Kenya’s private sector activity contracted in May for the first time in seven months, hurt by a slowing performance in the construction, wholesale and retail and services sectors, a business survey showed on Thursday.
The Stanbic Bank Kenya Purchasing Managers’ Index fell to 49.6 in May from 52.0 a month earlier. Readings above 50.0 indicate growth in business activity, while those below that signal contraction.
“Total business output contracted at the fastest rate in 10 months in May, although the overall downturn was only slight,” Stanbic Bank Kenya said in comments accompanying the survey.

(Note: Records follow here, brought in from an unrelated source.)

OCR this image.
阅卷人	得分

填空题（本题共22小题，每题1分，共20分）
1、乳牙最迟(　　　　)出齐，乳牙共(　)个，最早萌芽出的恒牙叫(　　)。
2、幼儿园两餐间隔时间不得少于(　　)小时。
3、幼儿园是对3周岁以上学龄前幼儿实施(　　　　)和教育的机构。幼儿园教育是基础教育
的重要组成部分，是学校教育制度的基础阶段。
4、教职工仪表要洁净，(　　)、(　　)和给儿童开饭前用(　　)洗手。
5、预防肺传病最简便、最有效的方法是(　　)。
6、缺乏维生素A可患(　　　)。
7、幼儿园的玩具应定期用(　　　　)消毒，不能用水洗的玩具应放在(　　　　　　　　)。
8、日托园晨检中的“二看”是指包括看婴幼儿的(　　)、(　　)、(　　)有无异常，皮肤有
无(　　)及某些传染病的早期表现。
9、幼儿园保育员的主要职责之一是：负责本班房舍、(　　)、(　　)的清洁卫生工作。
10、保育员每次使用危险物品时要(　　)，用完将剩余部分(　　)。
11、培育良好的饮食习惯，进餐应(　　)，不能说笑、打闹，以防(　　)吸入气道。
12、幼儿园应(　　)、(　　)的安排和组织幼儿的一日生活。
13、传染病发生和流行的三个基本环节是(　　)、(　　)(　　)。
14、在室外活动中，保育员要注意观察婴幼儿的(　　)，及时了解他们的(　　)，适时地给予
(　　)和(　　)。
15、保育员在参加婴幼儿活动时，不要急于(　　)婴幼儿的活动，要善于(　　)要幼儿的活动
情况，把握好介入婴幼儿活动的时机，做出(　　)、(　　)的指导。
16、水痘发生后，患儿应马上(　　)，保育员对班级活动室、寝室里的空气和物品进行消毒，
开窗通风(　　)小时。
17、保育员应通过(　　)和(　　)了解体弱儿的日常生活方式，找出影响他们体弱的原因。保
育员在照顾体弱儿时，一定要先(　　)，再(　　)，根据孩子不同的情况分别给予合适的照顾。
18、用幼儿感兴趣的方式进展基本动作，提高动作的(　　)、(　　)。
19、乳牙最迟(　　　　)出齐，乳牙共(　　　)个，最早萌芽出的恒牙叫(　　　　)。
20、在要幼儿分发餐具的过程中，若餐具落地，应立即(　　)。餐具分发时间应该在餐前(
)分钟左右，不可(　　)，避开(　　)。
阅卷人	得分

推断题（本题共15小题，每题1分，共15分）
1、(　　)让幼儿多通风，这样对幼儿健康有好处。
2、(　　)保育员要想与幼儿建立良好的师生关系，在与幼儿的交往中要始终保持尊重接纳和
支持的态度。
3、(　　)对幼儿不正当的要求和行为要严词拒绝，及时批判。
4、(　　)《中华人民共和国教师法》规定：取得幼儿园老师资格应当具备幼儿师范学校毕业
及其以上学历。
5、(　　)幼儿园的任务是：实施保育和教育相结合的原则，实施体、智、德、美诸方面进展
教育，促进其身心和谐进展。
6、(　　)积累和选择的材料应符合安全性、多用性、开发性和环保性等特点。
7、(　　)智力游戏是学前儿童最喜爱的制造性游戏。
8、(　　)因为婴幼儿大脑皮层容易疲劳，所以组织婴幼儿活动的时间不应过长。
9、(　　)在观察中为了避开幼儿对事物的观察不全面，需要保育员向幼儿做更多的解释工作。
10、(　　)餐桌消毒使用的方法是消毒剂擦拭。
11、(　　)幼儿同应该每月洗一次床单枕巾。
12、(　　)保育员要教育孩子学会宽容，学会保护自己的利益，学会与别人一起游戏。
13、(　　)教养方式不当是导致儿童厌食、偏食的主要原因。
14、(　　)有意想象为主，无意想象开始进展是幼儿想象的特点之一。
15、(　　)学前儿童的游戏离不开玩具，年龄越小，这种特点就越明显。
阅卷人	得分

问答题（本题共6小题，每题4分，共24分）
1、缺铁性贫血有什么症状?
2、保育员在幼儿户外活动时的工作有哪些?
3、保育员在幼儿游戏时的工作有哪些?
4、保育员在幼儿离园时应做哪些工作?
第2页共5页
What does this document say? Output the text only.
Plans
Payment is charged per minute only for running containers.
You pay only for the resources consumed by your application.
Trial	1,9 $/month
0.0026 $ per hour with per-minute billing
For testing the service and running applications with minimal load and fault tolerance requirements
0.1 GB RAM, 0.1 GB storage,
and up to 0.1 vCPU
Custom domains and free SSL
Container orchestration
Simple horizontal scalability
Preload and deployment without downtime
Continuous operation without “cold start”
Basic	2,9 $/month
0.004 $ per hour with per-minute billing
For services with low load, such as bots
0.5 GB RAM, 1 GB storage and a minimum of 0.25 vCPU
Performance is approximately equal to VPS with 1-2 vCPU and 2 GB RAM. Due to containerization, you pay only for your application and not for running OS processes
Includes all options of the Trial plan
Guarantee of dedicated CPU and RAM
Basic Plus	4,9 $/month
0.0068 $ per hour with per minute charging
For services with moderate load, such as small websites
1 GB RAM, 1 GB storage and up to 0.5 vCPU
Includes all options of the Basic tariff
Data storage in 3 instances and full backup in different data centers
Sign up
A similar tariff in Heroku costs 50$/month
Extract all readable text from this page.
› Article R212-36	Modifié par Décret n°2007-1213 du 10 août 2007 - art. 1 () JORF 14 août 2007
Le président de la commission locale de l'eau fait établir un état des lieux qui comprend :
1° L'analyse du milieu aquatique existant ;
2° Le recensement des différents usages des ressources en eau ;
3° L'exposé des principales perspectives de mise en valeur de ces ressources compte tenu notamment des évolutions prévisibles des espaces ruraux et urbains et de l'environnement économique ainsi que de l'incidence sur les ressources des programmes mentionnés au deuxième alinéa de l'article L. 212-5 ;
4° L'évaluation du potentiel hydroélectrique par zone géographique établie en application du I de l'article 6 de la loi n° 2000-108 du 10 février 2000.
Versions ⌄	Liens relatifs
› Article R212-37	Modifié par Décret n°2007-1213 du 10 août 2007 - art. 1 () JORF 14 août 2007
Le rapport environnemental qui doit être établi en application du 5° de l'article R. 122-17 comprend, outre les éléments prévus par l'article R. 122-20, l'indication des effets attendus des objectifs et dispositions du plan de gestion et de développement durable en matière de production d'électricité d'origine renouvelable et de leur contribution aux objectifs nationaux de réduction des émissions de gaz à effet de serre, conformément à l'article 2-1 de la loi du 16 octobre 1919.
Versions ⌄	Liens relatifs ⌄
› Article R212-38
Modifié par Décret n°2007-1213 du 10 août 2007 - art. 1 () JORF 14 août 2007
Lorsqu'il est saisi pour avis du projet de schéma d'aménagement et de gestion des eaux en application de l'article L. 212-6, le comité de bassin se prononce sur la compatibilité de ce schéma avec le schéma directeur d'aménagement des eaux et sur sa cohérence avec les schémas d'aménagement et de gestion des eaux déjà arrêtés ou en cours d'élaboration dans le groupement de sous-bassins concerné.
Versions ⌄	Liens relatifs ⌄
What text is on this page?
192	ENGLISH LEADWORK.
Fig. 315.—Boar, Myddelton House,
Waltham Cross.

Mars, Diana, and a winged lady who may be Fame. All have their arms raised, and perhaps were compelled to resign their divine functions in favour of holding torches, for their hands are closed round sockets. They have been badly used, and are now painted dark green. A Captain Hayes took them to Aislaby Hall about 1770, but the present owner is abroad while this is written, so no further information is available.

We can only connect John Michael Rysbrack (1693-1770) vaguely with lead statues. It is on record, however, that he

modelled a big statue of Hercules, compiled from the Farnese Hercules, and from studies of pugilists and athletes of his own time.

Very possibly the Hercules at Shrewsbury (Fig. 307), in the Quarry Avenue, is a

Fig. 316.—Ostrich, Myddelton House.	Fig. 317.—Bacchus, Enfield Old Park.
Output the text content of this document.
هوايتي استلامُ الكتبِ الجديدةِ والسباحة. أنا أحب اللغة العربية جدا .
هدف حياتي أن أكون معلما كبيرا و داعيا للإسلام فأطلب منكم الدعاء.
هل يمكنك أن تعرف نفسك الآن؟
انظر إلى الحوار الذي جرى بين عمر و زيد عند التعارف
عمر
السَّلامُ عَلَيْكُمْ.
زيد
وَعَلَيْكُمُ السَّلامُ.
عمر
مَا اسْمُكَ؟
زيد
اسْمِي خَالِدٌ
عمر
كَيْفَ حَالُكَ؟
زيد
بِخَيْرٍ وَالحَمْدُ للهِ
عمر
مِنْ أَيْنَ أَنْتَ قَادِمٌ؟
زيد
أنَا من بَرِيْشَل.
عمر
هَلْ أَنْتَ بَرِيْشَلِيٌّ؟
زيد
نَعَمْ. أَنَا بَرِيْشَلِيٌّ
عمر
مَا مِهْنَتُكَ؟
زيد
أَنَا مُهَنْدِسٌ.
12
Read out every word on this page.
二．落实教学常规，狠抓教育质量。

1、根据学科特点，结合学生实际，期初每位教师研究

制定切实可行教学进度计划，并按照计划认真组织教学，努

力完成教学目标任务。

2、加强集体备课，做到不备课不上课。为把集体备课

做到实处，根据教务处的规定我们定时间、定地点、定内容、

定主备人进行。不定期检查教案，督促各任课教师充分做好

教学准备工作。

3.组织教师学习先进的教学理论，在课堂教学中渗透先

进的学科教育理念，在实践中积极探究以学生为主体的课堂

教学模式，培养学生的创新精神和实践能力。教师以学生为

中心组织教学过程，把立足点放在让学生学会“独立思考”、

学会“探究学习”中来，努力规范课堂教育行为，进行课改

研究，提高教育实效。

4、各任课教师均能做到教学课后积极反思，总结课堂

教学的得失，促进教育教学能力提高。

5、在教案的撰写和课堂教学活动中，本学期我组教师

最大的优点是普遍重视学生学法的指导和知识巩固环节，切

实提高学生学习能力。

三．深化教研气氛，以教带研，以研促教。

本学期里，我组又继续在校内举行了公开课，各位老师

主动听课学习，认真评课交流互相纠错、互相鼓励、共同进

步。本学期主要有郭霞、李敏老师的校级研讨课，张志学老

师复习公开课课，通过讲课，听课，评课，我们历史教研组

“Declines were generally driven by the construction, wholesale and retail and services sectors, whereas output increased in agriculture and manufacturing.”
Business expectations for the next 12 months were subdued in May, falling to their second-lowest level on record. Just 4 per cent of surveyed firms expect improved performance in the period, the survey said.
“Consumers remain hesitant to spend due to concerns about their economic state and the dim outlook,” Christopher Legilisho, an economist at Stanbic Bank, said.
Kenya’s inflation to 3.8 per cent year-on-year in May from 4.1 per cent a month earlier, data from the statistics office showed.
The economy expanded by 4.7 per cent last year, down from 5.7 per cent in the previous year. The finance ministry forecasts growth of 5.3 per cent in 2025.